Le statue del Duomo rinascono in technicolor

Le statue del Duomo rinascono in technicolor

«Se potessi colorerei la facciata del Duomo. L’anima degli esseri e delle cose è luce, colore». Se potesse vorrebbe la chiesa di Santa Maria Annunciata in Camposanto con una cupola a cielo aperto Massimo Petrini, l’autore della mostra «La prima famiglia. La rivelazione del colore nel Duomo di Milano», presentata ieri dall’arciprete della Cattedrale e realizzata in collaborazione con la Veneranda Fabbrica del Duomo. «E’ un’occasione di richiamo per i visitatori - ha detto monsignor Luigi Manganini - per comprendere meglio attraverso la narrazione biblica la storia della Salvezza che Dio dispiega nella storia degli uomini».
Con una particolare tecnica pittorico-digitale l’artista ha portato su tela trentasette soggetti ispirati ad altrettante scene scolpite sul marmo di un monumento unico nella sua sacralità, che con la sua presenza testimonia l’apertura «europea» di Milano. «Il Duomo non ha avuto un architetto italiano, non è nato dalla creazione di un Michelangelo - ha specificato lo studioso d’arte romanica Andrea Bondanini -. Per la prima volta, e il caso è rimasto poi isolato nel nostro Paese, dei cittadini si sono riuniti. Hanno convocato ingegneri tedeschi per poi finanziare di tasca loro la chiesa della città. I Visconti non hanno messo soldi in questa meraviglia la cui costruzione è durata secoli. Allora i meneghini erano più poveri di ora, e non c’era Monti, eppure sono stati capaci di costruire con convinzione e sacrificio questa bellezza».
Una bellezza catturata nella forza monocromatica dell’espressività marmorea. Ora nell’esposizione della piccola chiesa di Santa Maria in Camponsanto in piazza del Duomo 18 scene come «Davide e Golia», «Daniele e i leoni», «I gemelli» escono dalla tonalità bianco-grigia della materia e si colorano di rosa carne, azzurri, gialli e rossi, come se la loro anima sotterranea emergesse in un nuovo cielo, macchiato da eserciti nuvolosi, luminescenze, spazi pieni d’angeli cobalto e rosa.

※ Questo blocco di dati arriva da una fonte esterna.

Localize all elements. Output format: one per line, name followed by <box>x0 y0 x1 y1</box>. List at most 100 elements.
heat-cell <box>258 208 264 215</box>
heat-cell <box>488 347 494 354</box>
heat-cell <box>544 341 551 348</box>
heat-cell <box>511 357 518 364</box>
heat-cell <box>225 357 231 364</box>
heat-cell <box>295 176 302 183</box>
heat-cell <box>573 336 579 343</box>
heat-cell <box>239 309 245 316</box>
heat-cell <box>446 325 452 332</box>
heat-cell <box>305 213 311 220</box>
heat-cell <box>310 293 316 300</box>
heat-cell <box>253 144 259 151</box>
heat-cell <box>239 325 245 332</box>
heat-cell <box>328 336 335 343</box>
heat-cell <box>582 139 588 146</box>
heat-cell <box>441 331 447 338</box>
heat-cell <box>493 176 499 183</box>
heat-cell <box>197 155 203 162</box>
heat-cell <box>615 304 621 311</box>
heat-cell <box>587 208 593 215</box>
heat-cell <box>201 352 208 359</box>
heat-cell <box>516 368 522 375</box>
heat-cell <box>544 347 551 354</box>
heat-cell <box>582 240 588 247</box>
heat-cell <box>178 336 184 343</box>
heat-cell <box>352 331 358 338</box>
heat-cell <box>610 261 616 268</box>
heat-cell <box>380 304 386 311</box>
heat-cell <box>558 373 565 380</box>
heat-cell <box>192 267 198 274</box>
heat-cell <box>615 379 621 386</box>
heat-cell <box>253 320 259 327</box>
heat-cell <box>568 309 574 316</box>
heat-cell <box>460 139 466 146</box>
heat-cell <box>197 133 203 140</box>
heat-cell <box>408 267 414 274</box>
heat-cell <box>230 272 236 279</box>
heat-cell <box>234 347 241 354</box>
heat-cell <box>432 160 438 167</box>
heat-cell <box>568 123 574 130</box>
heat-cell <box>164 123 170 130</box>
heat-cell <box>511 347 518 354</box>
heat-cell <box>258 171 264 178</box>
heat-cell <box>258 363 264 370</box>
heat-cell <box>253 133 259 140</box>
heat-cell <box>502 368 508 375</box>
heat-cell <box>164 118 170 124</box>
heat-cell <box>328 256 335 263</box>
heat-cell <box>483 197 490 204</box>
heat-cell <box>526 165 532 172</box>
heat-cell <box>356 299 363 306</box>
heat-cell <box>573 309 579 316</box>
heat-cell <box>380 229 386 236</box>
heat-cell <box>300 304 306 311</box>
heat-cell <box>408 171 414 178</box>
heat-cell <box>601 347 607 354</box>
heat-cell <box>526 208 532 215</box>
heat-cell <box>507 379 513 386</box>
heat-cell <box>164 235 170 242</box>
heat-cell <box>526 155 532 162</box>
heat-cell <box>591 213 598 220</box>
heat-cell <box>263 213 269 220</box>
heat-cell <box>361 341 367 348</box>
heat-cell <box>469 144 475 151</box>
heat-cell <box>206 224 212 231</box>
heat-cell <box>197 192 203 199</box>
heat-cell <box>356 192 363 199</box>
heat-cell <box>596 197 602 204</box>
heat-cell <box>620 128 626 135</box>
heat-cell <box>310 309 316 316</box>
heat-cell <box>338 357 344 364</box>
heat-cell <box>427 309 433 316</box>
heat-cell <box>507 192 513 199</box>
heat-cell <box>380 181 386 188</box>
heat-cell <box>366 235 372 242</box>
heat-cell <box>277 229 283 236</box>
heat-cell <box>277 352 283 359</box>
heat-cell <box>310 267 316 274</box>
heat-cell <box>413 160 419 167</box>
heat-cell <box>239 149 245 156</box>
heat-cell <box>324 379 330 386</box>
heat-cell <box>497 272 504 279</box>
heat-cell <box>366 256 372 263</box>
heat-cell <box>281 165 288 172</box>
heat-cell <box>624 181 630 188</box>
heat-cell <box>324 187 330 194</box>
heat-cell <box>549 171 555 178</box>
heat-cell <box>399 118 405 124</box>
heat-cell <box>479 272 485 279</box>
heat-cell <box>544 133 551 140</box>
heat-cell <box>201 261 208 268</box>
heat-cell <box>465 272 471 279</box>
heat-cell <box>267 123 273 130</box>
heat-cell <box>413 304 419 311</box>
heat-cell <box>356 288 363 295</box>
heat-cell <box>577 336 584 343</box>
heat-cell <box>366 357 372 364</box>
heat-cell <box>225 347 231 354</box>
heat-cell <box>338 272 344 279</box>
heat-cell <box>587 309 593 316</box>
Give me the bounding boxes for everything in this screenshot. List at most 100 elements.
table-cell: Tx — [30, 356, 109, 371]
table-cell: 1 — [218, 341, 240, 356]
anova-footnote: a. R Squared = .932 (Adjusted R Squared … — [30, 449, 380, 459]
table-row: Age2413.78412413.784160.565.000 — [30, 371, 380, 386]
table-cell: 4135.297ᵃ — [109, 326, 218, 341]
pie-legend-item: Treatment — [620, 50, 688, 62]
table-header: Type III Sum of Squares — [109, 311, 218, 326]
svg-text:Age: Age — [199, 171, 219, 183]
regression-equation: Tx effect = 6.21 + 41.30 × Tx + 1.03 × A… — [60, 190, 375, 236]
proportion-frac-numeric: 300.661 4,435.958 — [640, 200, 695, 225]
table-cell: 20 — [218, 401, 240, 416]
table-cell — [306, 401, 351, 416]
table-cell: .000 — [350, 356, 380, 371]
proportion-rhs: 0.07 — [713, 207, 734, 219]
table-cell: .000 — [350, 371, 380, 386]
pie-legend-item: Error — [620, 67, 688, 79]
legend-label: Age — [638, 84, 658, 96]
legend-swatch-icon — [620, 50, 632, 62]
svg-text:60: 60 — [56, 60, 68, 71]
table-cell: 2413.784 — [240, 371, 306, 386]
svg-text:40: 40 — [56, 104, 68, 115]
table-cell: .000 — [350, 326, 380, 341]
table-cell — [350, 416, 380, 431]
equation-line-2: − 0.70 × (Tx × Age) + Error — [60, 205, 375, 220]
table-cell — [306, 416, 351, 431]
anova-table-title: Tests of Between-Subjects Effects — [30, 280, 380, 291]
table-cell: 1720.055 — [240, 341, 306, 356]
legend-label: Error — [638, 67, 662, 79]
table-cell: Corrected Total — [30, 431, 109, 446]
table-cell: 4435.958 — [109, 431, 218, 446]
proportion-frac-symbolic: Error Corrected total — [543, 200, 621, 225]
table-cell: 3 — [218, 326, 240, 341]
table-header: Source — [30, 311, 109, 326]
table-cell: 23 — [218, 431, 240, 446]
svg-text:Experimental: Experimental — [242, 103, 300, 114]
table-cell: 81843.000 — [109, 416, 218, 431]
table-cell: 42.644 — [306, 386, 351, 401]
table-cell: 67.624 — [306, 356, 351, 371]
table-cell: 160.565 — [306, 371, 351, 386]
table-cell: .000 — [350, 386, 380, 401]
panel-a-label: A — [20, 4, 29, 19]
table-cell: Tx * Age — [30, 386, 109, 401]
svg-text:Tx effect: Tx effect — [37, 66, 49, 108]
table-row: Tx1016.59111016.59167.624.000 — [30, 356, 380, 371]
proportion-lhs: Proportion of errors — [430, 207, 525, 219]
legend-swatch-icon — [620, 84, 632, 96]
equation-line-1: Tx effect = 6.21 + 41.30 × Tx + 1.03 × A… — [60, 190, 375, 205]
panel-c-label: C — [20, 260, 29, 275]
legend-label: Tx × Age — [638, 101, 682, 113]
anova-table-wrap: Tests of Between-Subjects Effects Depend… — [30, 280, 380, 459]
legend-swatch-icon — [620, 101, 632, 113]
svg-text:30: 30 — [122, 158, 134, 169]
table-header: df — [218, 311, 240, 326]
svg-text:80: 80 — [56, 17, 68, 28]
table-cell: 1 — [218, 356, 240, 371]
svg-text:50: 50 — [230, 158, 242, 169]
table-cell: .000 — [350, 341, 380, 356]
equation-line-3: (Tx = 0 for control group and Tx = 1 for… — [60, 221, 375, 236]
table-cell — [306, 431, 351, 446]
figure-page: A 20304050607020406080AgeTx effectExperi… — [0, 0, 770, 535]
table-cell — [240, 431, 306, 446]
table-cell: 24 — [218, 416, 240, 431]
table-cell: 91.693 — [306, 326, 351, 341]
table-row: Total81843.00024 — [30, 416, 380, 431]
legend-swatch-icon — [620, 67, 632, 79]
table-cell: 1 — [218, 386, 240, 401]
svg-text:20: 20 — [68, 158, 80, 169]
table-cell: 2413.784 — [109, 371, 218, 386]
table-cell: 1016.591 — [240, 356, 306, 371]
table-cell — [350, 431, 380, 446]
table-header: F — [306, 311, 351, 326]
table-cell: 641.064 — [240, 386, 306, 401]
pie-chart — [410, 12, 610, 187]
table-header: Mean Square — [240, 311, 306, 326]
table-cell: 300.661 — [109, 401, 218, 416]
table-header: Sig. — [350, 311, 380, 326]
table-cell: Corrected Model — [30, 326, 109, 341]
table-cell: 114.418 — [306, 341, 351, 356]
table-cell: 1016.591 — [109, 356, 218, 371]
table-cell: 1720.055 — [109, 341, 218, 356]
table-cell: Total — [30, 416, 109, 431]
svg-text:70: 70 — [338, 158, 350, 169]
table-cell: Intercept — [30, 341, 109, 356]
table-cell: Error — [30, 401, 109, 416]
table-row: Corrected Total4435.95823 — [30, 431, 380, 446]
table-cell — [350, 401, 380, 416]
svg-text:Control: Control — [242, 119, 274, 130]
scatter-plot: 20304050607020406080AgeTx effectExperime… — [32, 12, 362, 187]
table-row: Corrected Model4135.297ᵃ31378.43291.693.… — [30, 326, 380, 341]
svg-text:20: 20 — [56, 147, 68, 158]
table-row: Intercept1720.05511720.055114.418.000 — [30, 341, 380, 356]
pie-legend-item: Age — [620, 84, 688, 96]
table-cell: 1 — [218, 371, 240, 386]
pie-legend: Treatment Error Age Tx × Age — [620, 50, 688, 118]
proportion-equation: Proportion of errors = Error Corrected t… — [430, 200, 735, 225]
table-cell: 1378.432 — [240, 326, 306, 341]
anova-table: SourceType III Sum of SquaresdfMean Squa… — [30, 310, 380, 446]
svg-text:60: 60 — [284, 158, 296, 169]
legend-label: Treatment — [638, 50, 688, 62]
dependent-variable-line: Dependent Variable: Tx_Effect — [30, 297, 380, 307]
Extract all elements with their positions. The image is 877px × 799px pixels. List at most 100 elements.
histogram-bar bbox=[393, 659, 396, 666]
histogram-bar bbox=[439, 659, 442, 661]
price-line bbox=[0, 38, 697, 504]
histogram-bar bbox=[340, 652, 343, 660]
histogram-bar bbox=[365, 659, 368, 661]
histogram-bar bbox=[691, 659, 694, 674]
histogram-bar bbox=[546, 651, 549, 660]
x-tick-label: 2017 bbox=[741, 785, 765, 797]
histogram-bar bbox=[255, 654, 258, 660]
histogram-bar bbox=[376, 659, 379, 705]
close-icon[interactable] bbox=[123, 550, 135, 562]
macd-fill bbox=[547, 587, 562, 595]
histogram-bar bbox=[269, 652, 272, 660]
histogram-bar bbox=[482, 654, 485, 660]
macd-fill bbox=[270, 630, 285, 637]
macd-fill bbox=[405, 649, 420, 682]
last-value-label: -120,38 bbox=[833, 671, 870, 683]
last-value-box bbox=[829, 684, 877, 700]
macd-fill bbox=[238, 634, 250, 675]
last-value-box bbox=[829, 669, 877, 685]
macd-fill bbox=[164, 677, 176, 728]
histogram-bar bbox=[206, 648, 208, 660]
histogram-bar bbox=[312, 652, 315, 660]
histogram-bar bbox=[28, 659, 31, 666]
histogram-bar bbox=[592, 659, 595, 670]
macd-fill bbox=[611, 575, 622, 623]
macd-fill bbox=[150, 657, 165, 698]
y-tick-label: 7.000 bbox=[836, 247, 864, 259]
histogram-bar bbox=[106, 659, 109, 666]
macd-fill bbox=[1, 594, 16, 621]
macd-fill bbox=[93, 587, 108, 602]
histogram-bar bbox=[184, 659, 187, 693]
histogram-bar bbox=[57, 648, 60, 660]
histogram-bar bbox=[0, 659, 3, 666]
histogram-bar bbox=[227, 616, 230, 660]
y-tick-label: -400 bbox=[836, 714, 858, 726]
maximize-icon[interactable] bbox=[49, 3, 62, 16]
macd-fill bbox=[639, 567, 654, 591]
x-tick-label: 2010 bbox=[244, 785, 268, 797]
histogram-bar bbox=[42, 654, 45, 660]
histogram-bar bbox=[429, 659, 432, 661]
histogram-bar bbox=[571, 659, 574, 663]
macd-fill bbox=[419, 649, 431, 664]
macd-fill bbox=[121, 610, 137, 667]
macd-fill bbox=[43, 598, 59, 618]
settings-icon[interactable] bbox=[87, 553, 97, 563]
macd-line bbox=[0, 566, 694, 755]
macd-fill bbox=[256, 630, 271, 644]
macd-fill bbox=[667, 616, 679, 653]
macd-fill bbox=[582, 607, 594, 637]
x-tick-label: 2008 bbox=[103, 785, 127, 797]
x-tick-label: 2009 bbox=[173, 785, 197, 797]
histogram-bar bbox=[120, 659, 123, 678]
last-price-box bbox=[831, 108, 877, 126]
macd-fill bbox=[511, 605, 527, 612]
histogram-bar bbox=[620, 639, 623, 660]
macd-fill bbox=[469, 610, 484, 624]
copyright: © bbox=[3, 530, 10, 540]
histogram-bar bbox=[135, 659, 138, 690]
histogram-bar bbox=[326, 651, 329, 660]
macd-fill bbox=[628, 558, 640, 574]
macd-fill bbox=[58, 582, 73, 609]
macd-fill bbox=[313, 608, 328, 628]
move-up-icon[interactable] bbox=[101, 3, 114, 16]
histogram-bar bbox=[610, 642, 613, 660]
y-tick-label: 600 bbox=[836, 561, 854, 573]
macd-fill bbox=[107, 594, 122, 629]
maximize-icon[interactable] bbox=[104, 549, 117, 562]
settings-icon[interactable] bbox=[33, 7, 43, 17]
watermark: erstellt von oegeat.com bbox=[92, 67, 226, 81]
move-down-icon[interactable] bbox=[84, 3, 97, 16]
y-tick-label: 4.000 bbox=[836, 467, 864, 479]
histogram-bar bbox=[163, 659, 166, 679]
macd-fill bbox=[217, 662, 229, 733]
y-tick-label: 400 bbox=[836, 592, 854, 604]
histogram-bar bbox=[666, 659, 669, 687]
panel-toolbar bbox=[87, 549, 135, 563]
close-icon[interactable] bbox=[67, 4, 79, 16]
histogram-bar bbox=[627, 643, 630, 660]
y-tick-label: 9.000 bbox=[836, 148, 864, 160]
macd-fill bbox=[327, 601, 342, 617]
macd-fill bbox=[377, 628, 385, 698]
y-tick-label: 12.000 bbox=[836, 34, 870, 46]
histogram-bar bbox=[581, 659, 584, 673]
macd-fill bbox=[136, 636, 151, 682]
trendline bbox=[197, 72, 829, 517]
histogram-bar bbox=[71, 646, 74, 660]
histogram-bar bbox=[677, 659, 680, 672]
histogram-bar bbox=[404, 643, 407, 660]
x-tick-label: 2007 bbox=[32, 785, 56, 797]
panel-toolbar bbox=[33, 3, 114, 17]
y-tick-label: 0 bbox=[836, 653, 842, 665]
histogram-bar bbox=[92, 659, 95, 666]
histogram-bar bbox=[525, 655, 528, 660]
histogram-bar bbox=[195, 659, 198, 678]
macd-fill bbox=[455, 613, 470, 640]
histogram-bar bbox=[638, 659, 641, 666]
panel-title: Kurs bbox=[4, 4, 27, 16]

Il Duomo s’affranca dalla sua natura esclusivamente materica, che affida alle volute della forma il colpo d’occhio, per approdare ad una preziosità cromatica da miniatura. Cosa direbbero i milanesi se la facciata fosse dipinta? «Io accetterei la sfida - ha commentato Petrini -. E ancora per una volta sarebbe la gente di Milano ad intervenire sull’estetica della sua Cattedrale».